Structure measures evaluate the infrastructure of health care settings, such as hospitals or doctor offices, and whether those health care settings are able to deliver care. These measures include the staffing of facilities and the capabilities of these staff, the policy environment in which care is delivered, and the availability of resources within an institution.
Structure measures are often used by insurance companies and regulators to determine whether a provider has certain capacities needed to deliver high-quality care, such as whether a hospital has a system in place to order prescription drugs electronically. These measures are also commonly used in the certification or accreditation of health plans and providers.
Two key reasons for using structure measures are that characteristics of health care settings can significantly affect the quality of care, and care settings that meet certain standards have an advantage when it comes to providing high-quality care.

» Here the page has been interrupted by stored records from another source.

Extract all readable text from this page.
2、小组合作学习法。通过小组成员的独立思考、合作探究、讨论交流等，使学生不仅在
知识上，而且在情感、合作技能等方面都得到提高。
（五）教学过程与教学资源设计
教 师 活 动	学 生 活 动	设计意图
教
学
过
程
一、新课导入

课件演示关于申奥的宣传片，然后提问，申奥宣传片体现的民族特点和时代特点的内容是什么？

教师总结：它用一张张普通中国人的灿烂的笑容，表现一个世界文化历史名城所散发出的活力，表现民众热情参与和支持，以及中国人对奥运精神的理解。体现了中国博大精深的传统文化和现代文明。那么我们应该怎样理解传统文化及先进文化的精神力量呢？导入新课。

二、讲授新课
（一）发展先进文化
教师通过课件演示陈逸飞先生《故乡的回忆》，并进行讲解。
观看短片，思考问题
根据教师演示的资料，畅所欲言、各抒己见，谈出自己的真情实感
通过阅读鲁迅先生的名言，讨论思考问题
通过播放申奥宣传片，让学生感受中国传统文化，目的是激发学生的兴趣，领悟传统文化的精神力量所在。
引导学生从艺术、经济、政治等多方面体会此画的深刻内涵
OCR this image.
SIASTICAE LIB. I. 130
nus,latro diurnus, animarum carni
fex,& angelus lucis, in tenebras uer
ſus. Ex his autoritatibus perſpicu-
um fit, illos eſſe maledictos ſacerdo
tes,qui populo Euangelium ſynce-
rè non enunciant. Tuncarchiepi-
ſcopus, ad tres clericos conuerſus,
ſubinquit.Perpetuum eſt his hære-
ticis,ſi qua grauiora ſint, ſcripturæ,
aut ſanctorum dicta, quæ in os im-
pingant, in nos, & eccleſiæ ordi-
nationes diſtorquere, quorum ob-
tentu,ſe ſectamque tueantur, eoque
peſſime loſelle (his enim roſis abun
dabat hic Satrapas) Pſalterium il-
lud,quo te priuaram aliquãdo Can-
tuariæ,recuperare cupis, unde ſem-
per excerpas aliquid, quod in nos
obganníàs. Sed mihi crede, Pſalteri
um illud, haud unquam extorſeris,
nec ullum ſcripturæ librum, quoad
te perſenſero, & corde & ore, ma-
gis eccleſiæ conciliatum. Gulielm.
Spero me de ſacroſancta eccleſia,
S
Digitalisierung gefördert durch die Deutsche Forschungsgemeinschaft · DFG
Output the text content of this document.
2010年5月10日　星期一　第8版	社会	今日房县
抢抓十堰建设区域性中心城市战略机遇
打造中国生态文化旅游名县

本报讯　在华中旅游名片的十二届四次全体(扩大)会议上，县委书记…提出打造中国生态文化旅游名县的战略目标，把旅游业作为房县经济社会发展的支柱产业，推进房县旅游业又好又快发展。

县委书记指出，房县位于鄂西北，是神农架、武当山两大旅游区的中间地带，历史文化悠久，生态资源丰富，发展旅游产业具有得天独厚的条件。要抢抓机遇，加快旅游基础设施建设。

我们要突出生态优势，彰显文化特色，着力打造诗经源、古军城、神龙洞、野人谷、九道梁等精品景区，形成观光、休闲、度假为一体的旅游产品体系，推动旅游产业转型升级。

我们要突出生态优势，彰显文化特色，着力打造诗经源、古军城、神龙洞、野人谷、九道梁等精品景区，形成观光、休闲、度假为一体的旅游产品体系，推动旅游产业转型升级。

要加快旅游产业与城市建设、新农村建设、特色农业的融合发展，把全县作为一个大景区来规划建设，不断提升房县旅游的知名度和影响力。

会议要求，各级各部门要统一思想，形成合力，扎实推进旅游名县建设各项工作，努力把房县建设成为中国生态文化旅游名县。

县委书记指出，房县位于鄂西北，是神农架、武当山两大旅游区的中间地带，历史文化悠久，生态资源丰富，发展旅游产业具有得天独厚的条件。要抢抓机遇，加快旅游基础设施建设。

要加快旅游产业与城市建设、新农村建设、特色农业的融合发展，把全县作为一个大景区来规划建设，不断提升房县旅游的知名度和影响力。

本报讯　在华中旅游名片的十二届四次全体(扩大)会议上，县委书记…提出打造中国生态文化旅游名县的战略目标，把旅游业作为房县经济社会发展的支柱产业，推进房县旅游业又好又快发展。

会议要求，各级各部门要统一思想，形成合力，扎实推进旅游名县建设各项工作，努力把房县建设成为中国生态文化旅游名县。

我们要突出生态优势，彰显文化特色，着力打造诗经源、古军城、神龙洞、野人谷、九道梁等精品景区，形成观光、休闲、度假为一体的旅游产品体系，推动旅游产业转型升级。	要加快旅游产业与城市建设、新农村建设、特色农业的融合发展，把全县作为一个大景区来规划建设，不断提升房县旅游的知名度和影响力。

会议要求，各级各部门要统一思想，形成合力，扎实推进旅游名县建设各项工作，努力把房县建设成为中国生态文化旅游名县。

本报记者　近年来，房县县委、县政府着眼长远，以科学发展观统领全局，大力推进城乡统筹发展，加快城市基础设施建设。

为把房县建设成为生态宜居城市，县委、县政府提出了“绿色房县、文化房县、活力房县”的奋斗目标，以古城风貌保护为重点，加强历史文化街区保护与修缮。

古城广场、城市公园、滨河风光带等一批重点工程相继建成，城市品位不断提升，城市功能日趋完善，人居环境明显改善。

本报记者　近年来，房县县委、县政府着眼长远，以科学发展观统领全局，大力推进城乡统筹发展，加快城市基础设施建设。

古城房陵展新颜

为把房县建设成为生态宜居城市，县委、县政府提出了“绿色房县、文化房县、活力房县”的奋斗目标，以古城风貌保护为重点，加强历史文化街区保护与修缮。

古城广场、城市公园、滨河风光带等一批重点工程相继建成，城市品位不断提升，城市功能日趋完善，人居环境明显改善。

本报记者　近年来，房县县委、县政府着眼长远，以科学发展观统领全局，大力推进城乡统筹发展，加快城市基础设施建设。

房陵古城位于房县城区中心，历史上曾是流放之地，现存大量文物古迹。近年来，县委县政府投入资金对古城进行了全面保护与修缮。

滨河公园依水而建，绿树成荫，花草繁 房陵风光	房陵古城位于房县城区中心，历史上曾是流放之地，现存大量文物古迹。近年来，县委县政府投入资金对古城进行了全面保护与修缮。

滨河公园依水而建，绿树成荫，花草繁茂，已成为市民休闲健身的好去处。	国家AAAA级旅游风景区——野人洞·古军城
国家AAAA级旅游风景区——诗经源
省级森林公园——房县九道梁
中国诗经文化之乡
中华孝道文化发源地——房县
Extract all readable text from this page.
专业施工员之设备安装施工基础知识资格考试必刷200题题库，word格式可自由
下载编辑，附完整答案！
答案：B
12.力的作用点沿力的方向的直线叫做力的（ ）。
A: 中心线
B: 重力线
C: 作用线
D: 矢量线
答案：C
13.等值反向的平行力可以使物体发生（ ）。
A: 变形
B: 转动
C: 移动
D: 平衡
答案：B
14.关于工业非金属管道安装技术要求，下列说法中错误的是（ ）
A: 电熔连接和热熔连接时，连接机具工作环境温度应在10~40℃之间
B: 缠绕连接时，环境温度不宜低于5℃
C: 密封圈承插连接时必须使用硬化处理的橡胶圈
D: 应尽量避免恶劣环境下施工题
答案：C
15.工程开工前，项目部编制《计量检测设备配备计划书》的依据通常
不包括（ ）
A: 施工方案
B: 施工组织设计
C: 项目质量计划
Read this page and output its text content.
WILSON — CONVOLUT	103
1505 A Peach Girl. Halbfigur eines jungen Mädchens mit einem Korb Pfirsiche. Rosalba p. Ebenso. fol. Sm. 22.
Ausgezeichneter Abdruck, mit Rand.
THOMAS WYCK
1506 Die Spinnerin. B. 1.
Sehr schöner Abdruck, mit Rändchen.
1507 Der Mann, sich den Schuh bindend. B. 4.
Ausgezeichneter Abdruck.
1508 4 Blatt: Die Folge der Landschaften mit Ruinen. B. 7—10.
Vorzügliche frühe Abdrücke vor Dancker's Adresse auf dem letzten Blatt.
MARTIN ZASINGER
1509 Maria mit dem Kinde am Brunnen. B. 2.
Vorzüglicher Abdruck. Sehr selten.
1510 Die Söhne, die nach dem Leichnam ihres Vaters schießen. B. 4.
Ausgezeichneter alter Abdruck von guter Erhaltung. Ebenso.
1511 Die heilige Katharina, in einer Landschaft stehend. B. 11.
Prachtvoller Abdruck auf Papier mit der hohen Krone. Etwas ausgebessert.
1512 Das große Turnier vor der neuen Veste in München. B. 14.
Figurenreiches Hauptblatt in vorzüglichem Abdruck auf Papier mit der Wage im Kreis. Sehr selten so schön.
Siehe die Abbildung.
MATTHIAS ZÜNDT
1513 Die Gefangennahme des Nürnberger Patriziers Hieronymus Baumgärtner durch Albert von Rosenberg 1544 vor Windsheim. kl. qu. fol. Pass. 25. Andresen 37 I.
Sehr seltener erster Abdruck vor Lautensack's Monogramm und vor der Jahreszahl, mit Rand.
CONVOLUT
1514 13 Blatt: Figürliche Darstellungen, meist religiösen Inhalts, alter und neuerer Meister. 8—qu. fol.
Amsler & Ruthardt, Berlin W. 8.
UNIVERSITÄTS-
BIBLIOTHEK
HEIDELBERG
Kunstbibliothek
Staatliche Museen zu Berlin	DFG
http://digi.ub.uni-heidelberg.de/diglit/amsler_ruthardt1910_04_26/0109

Although structure measures provide essential information about a provider’s capacity, it is important to note the limitations of these measures. In particular, structure measures provide just one piece of the full picture of care. For example, the fact that a hospital has the ability to perform certain functions does not capture whether or not these functions actually occur, nor does it capture whether those functions improve patient health. In short, the fact that a health care provider or facility meets the requirements of a structure measure may not result in that provider delivering care that improves patient health. For example, some forms of provider accreditation and certification require providers to use electronic health records. A provider could buy an electronic health record system but continue to rely on paper records and still meet this structural requirement.
As part of the general information available through CMS, structural measures reflect the environment in which providers care for patients. Examples of structural measures can be inpatient (participation in general surgery registry) or outpatient (tracking clinical results between visits). Hospitals submit structural measure data using an online data entry tool made available to hospitals and their vendors. Structural measures include information provided by the American College of Surgeons (ACS), the Society of Thoracic Surgeons (STS), the Joint Commission (TJC), and CMS.